The Global Economic Stakes
The mounting conflict between the United States, Israel and Iran risks destabilising global energy markets and disrupt tentative economic improvement across multiple regions. Oil prices have already begun to vary significantly as traders anticipate possible interruptions to shipping lanes through the Strait of Hormuz, through which approximately a fifth of the world’s petroleum passes on a daily basis. A sustained warfare could provoke an oil crisis comparable to the 1970s, with ripple effects on rising costs, monetary stability and market confidence. European allies, currently grappling with economic pressures, face particular vulnerability to energy disruptions and the risk of being drawn into a war that threatens their strategic autonomy.
Beyond energy concerns, the conflict threatens worldwide commerce networks and financial stability. Iran’s potential response could strike at merchant vessels, damage communications networks and prompt capital outflows from developing economies as investors seek secure assets.

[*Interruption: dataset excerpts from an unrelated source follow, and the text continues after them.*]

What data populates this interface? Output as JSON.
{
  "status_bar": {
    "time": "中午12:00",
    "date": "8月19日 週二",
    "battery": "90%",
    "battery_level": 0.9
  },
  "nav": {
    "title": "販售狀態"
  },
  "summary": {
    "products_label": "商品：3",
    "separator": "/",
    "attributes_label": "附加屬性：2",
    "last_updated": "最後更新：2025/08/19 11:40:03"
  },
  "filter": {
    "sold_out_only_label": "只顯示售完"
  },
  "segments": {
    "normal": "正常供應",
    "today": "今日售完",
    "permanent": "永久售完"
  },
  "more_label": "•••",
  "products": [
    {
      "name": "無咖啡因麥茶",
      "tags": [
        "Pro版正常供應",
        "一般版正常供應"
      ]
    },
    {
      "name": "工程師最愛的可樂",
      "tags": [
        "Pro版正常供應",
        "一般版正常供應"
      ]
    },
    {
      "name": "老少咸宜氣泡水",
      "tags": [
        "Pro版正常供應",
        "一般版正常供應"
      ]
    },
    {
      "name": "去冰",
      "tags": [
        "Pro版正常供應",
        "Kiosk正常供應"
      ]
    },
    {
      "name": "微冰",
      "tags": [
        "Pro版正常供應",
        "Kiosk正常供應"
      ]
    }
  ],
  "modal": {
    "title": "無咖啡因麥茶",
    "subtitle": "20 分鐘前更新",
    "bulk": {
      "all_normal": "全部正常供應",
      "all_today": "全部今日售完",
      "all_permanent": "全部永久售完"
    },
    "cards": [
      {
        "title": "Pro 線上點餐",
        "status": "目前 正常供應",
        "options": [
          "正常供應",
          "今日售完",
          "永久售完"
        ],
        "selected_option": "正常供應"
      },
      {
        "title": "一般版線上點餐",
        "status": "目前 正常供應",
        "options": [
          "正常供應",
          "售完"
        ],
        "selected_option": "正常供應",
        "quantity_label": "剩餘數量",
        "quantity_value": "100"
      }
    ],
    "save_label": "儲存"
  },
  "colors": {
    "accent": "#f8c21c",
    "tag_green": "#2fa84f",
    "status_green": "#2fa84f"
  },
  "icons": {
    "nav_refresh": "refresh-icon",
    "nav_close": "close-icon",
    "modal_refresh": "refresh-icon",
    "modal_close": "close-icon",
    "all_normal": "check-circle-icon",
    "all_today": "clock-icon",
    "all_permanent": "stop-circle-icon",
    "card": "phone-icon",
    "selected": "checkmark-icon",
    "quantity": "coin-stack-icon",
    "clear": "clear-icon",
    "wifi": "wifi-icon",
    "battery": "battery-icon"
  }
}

The erratic nature of Trump’s policy choices amplifies these dangers, as markets attempt to price in scenarios where American decisions could shift dramatically based on leadership preference rather than strategic calculation. Global companies working throughout the Middle East face escalating coverage expenses, distribution network problems and regional risk markups that ultimately filter down to customers around the world through elevated pricing and reduced economic growth.
- Oil price fluctuations jeopardises worldwide price increases and monetary authority credibility in managing interest rate decisions effectively.
- Shipping and insurance expenses rise as maritime insurers require higher fees for Persian Gulf operations and cross-border shipping.
- Market uncertainty prompts capital withdrawal from developing economies, intensifying currency crises and government borrowing challenges.